The thing about forgiving too is that it’s rarely a onetime thing. I can’t tell you how many times I’ve come to this altar mourning a sin God has already forgiven years ago, but I needed to hear it again, Given and shed for you for the forgiveness of sins. This is why the psalmist has us pray even when we are adults and even years after some sin of our past, Forgive me the sins of my youth and my many transgressions.
And we see this again with Joseph. Joseph has already forgiven his brothers. He’s already embraced them and cried with them and shown his love and mercy. But they’re still afraid. The guilt comes back. They need to hear it again. So he says it again. Freely and emphatically. Just like God does for us.

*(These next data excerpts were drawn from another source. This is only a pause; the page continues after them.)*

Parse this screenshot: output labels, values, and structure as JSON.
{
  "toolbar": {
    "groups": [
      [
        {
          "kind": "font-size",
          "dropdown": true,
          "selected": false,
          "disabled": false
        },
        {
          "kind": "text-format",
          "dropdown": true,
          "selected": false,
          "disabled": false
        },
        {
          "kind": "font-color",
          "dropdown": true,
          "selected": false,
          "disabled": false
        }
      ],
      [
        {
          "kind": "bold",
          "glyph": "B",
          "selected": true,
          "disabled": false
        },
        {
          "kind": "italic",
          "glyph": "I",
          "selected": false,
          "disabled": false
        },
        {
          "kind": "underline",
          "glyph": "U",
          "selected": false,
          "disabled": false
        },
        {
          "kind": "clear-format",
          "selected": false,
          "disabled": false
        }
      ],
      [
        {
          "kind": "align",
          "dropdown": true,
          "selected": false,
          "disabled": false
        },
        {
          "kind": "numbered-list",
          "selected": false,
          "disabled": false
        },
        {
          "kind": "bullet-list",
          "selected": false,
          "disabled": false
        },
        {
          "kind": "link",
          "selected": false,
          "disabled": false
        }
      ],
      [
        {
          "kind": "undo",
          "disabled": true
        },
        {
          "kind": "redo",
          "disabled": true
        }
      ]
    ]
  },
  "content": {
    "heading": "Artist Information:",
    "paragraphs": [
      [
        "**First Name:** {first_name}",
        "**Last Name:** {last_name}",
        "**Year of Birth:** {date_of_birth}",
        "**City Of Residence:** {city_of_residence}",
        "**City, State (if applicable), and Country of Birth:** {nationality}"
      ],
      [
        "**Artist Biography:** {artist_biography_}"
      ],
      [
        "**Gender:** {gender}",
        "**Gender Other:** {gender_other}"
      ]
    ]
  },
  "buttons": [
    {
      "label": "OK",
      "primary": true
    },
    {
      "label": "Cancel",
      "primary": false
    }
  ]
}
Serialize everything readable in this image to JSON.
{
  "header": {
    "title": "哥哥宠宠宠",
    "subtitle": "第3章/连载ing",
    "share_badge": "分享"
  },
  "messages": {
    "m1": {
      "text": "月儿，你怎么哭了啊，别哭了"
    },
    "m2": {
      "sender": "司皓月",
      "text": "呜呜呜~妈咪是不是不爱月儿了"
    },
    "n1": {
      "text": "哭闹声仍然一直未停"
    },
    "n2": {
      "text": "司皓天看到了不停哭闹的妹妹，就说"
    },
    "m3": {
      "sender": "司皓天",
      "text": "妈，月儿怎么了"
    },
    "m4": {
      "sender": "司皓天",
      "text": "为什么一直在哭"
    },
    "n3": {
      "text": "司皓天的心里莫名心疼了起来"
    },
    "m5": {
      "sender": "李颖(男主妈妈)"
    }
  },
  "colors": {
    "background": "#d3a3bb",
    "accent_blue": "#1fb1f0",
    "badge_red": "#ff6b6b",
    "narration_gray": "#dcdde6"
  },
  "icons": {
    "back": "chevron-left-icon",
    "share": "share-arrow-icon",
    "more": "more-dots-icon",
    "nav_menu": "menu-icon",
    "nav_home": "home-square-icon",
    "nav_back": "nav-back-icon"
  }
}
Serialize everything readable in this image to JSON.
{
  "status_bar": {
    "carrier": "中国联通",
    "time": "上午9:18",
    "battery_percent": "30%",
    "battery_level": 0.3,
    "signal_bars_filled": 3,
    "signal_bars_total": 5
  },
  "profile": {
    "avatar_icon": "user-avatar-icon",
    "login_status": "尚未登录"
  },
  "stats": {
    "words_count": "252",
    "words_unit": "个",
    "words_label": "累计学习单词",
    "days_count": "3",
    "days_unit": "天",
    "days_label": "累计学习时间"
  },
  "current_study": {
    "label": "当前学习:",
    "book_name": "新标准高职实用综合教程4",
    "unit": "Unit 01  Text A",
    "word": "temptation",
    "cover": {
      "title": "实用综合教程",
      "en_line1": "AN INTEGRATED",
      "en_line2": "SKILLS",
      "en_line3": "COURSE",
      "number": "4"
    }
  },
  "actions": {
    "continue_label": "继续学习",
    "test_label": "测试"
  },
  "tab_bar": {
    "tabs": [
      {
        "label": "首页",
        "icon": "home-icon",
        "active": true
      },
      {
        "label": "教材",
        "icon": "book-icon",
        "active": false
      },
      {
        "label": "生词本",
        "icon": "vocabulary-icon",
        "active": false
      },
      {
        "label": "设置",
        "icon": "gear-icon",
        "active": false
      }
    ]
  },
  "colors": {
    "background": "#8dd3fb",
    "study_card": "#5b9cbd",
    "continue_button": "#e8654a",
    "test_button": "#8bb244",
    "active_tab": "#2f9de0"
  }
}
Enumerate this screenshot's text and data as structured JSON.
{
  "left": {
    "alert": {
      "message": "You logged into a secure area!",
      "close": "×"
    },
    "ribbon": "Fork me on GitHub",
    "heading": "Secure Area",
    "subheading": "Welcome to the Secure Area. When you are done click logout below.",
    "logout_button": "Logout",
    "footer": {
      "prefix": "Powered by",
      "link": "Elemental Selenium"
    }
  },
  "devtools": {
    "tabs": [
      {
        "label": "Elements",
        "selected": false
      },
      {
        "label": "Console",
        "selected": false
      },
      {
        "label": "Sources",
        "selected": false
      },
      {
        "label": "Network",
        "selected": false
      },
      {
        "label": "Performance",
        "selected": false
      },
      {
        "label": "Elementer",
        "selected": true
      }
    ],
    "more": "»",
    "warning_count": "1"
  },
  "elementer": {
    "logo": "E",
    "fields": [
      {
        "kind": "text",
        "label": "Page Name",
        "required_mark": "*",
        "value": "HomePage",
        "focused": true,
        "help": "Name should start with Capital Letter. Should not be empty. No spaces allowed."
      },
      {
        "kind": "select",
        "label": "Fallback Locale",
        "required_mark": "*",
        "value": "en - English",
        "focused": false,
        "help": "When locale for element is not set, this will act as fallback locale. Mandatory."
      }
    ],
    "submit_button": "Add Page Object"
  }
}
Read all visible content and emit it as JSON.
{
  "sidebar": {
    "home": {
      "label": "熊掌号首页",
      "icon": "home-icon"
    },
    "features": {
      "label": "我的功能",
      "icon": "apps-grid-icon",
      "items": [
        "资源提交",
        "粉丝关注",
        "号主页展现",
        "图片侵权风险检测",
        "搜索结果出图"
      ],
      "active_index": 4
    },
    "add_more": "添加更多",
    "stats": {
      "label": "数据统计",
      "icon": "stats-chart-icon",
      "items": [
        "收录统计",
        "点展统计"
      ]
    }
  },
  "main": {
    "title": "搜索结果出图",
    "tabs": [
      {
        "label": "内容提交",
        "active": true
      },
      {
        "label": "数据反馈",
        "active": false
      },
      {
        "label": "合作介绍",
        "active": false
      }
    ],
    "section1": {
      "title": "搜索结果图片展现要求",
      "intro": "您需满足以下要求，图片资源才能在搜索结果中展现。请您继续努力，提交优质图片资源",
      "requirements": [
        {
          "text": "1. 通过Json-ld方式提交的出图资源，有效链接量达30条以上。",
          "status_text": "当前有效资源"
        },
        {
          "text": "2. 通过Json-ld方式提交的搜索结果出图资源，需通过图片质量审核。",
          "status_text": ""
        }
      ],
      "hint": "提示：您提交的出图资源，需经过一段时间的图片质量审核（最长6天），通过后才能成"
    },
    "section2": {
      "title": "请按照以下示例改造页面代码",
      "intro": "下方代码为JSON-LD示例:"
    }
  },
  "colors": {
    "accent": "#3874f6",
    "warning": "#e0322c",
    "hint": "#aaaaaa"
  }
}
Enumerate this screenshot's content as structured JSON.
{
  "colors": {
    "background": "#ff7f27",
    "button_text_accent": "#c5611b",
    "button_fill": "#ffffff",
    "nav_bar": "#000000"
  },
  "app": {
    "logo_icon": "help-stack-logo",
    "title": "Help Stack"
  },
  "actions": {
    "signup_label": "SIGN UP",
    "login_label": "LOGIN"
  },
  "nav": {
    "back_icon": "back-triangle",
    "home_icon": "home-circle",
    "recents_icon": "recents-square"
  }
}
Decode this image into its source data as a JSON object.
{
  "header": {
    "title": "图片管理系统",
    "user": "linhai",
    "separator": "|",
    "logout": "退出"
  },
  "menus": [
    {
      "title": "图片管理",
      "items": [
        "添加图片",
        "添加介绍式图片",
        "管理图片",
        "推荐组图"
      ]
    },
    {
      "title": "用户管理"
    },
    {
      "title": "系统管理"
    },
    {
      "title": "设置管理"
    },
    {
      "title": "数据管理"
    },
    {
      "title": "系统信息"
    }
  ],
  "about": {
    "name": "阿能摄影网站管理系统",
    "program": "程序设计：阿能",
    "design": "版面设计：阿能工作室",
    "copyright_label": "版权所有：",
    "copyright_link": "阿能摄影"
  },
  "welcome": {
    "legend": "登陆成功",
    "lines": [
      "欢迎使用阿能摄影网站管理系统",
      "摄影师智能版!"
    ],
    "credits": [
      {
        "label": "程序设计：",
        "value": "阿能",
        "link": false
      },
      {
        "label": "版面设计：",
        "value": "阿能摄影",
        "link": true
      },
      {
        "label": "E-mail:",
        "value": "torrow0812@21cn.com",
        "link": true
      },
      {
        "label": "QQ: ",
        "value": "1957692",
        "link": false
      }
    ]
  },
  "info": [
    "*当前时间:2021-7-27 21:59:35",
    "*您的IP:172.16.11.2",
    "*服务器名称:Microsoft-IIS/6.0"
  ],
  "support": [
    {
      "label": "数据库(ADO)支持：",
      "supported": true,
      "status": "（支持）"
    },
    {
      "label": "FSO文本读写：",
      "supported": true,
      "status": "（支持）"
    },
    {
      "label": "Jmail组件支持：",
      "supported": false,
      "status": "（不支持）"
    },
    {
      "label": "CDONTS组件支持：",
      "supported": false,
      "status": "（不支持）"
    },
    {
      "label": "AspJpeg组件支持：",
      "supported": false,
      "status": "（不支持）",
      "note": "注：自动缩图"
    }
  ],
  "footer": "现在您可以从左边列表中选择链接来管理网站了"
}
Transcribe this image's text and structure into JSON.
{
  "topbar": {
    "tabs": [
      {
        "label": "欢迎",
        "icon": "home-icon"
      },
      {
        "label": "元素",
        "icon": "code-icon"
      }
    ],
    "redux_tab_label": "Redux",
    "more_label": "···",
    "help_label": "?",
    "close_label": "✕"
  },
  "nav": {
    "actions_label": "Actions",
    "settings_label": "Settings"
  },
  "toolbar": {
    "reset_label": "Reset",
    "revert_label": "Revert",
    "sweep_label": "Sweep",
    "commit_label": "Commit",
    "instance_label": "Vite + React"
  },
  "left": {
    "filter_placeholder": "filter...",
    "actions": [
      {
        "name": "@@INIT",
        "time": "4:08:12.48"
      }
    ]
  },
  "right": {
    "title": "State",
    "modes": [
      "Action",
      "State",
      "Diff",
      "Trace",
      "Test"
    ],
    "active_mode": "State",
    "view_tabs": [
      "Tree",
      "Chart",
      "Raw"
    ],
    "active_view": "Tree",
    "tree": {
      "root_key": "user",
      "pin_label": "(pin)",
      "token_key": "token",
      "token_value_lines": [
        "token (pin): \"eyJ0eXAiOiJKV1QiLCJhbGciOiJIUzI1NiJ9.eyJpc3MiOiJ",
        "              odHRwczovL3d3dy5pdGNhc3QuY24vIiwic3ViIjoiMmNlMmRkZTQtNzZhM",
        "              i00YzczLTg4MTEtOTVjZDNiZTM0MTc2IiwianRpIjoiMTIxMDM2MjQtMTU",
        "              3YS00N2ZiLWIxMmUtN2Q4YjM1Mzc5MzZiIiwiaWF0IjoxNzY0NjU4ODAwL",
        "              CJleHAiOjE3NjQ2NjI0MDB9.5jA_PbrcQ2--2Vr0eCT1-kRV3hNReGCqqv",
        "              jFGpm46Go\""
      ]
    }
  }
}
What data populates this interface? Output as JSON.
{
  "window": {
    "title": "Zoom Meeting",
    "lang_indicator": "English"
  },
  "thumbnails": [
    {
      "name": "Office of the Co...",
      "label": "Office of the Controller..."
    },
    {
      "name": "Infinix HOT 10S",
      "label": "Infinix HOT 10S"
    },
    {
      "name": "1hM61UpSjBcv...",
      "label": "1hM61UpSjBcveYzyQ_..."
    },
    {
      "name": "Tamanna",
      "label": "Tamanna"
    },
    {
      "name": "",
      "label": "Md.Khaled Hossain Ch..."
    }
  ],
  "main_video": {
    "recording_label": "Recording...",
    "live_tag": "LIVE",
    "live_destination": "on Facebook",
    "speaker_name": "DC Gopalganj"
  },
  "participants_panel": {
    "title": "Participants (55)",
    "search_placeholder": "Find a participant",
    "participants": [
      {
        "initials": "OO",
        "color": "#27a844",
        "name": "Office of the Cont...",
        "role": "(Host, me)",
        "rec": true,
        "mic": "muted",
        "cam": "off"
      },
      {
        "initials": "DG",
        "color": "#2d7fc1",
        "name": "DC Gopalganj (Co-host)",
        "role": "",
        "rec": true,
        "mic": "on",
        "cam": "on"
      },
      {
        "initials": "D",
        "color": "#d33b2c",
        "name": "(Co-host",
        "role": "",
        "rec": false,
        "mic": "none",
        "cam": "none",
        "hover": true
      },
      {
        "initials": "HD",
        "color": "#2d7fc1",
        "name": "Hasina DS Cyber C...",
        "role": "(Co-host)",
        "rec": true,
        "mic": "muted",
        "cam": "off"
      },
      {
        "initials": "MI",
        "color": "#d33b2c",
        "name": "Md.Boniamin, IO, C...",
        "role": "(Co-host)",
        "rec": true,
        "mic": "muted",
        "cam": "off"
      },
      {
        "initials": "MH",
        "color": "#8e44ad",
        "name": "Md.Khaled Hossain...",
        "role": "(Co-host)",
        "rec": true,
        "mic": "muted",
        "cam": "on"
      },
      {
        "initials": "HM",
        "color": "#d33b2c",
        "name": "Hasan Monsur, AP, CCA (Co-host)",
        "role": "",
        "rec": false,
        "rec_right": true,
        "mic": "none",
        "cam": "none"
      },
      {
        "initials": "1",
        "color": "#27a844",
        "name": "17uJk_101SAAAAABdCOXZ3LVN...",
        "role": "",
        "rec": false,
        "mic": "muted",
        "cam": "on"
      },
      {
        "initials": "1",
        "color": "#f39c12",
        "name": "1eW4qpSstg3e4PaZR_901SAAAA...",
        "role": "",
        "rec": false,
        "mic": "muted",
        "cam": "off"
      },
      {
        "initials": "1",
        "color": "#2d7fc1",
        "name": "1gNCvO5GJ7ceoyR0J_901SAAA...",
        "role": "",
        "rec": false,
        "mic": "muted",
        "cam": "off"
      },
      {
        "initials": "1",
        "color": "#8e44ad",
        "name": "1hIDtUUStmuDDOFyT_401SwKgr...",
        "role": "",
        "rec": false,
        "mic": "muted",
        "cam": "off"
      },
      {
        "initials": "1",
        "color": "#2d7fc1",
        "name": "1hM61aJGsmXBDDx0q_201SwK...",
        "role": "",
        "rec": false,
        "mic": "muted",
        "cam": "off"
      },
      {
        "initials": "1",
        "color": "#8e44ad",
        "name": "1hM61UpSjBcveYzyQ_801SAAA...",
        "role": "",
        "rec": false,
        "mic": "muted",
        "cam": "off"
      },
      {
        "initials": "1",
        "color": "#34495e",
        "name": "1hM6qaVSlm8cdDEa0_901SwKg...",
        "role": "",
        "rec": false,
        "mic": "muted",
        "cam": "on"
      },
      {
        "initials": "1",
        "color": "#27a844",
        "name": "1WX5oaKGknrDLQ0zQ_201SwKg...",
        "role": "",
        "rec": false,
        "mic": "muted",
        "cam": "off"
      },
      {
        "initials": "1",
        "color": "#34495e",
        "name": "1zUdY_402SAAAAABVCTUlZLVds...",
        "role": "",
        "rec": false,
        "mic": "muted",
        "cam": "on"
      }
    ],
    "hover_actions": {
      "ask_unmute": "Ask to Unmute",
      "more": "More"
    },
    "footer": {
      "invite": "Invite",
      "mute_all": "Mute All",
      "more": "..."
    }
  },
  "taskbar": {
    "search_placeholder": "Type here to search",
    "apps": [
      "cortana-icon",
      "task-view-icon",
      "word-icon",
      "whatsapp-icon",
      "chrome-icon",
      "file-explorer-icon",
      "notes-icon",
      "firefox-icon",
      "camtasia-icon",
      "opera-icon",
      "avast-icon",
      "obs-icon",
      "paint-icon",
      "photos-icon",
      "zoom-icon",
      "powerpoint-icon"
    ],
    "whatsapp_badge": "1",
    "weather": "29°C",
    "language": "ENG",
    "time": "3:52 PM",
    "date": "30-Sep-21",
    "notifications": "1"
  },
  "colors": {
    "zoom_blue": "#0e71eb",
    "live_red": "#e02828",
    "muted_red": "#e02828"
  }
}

So live the good life. You have received freely; give freely. You admire your God for forgiving you, let others admire your God when they see you forgive them. It is God’s honor; make it yours. Jesus describes this life as a full one, one that’s bursting and overflowing, as if there were an eternal spring of life impatient to explode into eternity. And that’s what we have. Boundless love from our God and boundless love and forgiveness for one another, and a boundless eternal life to live it out. God grant it to us all for Jesus’ sake. Amen.